Extending my login

[zimmo]

I have a login script that is great and I want to expand on this but not sure where to place my new code I have written, I have placed it where I thought but keep getting errors for else and others when attempting to add this.

 

The code I am adding is not complete and will change, but I want to learn where I should be placing this within this code, it will stand me in good stead learning this as well.
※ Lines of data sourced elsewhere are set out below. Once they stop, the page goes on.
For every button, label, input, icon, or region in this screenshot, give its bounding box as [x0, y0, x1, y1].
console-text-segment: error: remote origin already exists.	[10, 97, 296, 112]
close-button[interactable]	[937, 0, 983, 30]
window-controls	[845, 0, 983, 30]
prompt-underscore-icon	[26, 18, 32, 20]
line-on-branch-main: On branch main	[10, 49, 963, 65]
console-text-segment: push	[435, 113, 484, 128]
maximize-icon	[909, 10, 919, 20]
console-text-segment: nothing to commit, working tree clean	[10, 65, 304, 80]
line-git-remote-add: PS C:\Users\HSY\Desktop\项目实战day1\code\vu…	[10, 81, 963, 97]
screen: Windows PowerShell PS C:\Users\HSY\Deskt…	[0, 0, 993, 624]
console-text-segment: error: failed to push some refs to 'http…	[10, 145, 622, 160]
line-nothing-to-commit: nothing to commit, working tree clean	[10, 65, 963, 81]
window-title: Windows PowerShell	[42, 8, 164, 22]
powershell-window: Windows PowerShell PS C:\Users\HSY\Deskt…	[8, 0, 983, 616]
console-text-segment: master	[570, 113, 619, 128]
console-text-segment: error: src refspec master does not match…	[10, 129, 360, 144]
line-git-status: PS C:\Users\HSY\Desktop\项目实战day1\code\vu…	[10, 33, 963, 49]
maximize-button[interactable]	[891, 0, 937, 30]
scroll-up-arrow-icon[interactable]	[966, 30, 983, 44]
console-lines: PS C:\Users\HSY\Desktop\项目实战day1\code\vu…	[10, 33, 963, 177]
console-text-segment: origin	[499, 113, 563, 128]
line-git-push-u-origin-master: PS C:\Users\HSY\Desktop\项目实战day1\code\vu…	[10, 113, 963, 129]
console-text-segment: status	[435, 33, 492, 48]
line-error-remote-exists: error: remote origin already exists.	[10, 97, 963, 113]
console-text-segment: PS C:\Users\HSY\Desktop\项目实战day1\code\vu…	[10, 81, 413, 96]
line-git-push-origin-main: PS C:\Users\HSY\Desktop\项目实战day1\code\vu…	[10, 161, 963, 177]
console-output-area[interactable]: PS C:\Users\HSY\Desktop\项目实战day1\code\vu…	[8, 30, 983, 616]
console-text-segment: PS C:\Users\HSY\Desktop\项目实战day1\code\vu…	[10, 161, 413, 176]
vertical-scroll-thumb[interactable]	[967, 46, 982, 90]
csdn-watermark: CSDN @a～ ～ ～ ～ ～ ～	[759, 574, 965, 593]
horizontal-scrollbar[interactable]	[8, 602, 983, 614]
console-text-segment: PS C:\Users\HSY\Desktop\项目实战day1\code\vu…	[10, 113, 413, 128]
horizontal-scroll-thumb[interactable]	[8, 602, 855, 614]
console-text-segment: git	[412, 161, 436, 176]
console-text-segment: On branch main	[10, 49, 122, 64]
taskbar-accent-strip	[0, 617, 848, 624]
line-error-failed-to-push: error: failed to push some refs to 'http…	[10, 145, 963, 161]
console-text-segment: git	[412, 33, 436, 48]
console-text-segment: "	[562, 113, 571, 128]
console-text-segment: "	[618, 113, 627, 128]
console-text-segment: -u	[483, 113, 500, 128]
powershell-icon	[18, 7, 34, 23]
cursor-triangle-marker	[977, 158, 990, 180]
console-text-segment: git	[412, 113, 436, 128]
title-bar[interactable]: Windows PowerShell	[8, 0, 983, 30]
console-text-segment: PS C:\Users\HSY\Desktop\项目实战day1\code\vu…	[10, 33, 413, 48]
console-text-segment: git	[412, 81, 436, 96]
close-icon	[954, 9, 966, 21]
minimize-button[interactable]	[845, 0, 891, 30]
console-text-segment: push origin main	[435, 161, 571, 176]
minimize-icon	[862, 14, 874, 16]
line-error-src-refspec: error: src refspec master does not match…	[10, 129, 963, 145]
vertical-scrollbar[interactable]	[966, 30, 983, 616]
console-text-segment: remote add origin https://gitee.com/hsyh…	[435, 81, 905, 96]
I thought by placing it after the if ($num_rows > 0) { section and it would perform the else request and execute my new code, but I get syntax and } kind of errors.

 

Here is the original code

<?php 
// Include the connections script to make a database connection.
include("inc/connect.php");

$username = "";
$password = "";
$errorMessage = "";

function quote_smart($value, $handle) {

   if (get_magic_quotes_gpc()) {
       $value = stripslashes($value);
   }

   if (!is_numeric($value)) {
       $value = "'" . mysql_real_escape_string($value, $handle) . "'";
   }
   return $value;
}

if ($_SERVER['REQUEST_METHOD'] == 'POST'){
$username = $_POST['username'];
$password = $_POST['password'];

$username = htmlspecialchars($username);
$password = htmlspecialchars($password);


$db_found = mysql_select_db($db, $connection);

if ($db_found) {

	$username = quote_smart($username, $connection);
	$password = quote_smart($password, $connection);

	$SQL = "SELECT * FROM taablea WHERE username = $username AND password = '".md5($_POST['password'])."'";
	$result = mysql_query($SQL);
	$num_rows = mysql_num_rows($result);


	if ($result) {
		if ($num_rows > 0) {
			session_start();
			$_SESSION['username'] = "$_POST[username]";
			header ("Location: index.html");
		}

		else {
		$errorMessage = "Please check your username and/or password is correct";
		}	
	}
	else {
		$errorMessage = "Please check your username and/or password is correct";
	}

mysql_close($connection);

}

else {
	$errorMessage = "Please check your username and/or password is correct";
}

}
?>

 

This is my additional code that I am trying to get working so I can write it better.

 

/* New Block*/

		else {
			session_start();
			$_SESSION['attempts'] = "+1";

			# setup SQL statement
			$SQL = " INSERT INTO tablebtemp ";
			$SQL = $SQL . " (sid, username, password, attempts, ipaddress) VALUES ";
			$SQL = $SQL . " ('$sid', '$username', '$password', '$attempts', '$_SERVER[REMOTE_ADDR]') ";

			#execute SQL statement
			$result = mysql_db_query( *****,"$SQL",$connection );

			# check for error
			if (!$result) { 
			echo("ERROR: " . mysql_error() . "\n$SQL\n");  
			} 
				else {
						# setup SQL statement 2
						$SQL = "SELECT * FROM tablebtemp WHERE sid = $sid";
						$result = mysql_query($SQL);

							if (mysql_num_rows($result) ==0) {
										$errorMessage = "Please check your username and/or password is correct";
							}
							else (mysql_num_rows($result) ==3) {
										$errorMessage = "You are blocked, please contact us to get unblocked.";
				}
/* END */

 

[zimmo]

Could some one possibly assist with getting this code in the right place? I have tried a few things, but unsure as to why its not working. I thought the else statement could be replaced with my new code and it would execute that, but it fails on the else statement below.